As the planners hold their game plan to their chests as anticipation mounts among members of the public, the narrator of the video referred to in this article makes a call to Ugandans: “Let us all appeal to the goodwill of President Museveni to finish well and set a legacy as the first President to leave office peacefully when his term of office comes to an end. This honorable, selfless act of patriotism will serve as an example to all Presidents of Uganda.”

At the height of the attempts to lift term limits reached fever pitch in 2005, the late Eriya Kategaya, who was widely referred to as Mr Museveni’s childhood friend, appealed to the President to “seize the moment and be the first President to hand over power peacefully … we cannot have a country where all Presidents keep running away.”

CONSTITUTION
Article 102 (b): A person is not qualified for election as president of Uganda if he or she is less than thirty-five years and or more than seventy-five years of age.
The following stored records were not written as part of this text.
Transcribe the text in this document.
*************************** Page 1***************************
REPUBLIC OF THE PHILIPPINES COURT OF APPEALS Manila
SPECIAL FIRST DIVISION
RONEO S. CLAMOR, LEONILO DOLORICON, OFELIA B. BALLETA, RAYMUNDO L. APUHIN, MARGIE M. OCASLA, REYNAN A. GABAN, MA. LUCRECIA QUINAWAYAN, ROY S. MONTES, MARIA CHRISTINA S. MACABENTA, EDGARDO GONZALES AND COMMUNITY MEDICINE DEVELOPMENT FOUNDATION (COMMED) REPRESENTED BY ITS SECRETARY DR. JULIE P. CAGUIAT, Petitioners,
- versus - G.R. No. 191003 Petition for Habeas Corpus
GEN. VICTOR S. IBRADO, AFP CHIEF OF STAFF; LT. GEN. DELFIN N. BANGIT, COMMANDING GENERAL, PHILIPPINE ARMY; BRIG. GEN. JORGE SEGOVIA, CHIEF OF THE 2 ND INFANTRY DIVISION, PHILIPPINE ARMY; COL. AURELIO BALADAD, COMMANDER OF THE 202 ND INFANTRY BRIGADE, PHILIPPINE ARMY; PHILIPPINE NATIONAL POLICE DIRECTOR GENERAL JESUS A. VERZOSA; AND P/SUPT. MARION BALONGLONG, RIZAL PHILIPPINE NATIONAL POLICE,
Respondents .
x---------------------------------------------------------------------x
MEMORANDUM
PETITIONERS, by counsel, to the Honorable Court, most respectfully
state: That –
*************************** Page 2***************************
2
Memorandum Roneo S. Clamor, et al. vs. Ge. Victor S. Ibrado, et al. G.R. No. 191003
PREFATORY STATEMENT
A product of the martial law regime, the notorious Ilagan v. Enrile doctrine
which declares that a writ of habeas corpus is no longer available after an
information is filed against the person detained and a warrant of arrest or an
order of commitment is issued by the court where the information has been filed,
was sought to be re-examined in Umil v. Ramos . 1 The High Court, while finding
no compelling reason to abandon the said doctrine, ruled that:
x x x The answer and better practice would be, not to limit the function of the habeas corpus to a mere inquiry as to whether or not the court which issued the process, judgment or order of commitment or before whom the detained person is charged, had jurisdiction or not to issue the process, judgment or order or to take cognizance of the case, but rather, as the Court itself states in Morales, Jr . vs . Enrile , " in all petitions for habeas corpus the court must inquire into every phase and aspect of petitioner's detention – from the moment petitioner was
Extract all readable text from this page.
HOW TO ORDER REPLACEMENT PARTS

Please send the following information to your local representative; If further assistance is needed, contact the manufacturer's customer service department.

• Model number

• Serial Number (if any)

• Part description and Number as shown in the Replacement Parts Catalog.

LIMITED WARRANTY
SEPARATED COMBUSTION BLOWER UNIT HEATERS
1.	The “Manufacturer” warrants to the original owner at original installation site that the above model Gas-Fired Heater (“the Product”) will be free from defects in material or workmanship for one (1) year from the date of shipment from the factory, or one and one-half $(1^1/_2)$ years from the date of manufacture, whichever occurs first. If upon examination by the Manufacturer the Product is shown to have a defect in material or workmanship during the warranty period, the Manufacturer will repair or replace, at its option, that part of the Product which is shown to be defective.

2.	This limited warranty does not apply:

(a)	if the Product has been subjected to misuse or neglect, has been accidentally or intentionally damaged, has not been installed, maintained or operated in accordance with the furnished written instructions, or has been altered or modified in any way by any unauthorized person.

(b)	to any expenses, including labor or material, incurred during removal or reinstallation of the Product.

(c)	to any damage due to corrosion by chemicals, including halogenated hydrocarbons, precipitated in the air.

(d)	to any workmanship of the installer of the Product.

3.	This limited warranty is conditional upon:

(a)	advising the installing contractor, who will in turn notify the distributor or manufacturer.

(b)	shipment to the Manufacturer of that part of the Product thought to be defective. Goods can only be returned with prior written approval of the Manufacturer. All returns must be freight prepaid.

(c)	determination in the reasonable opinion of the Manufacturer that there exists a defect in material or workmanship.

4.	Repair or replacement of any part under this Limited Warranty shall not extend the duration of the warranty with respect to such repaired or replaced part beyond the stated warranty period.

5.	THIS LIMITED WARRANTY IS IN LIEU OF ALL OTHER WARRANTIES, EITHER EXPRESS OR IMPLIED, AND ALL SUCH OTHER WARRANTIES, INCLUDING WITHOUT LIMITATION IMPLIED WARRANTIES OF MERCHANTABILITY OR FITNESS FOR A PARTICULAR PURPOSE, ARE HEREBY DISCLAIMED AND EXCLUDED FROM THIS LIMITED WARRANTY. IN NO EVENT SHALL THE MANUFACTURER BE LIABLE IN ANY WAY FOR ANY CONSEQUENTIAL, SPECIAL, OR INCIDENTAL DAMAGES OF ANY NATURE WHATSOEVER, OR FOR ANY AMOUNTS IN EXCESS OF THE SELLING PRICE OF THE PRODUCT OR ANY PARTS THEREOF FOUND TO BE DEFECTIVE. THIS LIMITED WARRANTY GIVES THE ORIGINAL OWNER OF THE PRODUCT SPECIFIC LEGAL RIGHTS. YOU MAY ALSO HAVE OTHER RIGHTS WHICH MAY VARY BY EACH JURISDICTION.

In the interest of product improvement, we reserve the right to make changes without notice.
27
At a press conference during his tour of West Nile in November 2015 during campaigns for the 2016 elections: “He [journalist] was saying the Constitution talks of 75 [as the age limit]. Now, what am I planning to do? I will follow the Constitution.”

To journalists at Kawumu State Lodge in Luweero District on March 22 2015:

“I am not interested in age-limit talk,” Mr Museveni.”

On NTV’s On The Spot programme: “After clocking 75, I will not support the lifting of the age limit to allow me to contest for another term of office.”

Museveni responding to a question on whether he supports age limits: “I think that after 75,the vigor…I think there is some scientific idea there that maybe the vigor is not as much after 75 years. That one I would not quarrel [with it]. I know there are some leaders who have been leading even beyond 75 but I think if you want very active leaders, it is good to have the ones below 75.”

Responding to a particular question on whether he would rule beyond 75: “Not at all. Certainly not.”

Responding to a question during an Al-Jazeera interview on whether there are plans to amend Article 102(b) to allow him run for presidency for the sixth time in 2021: “I cannot change the Constitution because I do not have that power,” Museveni.”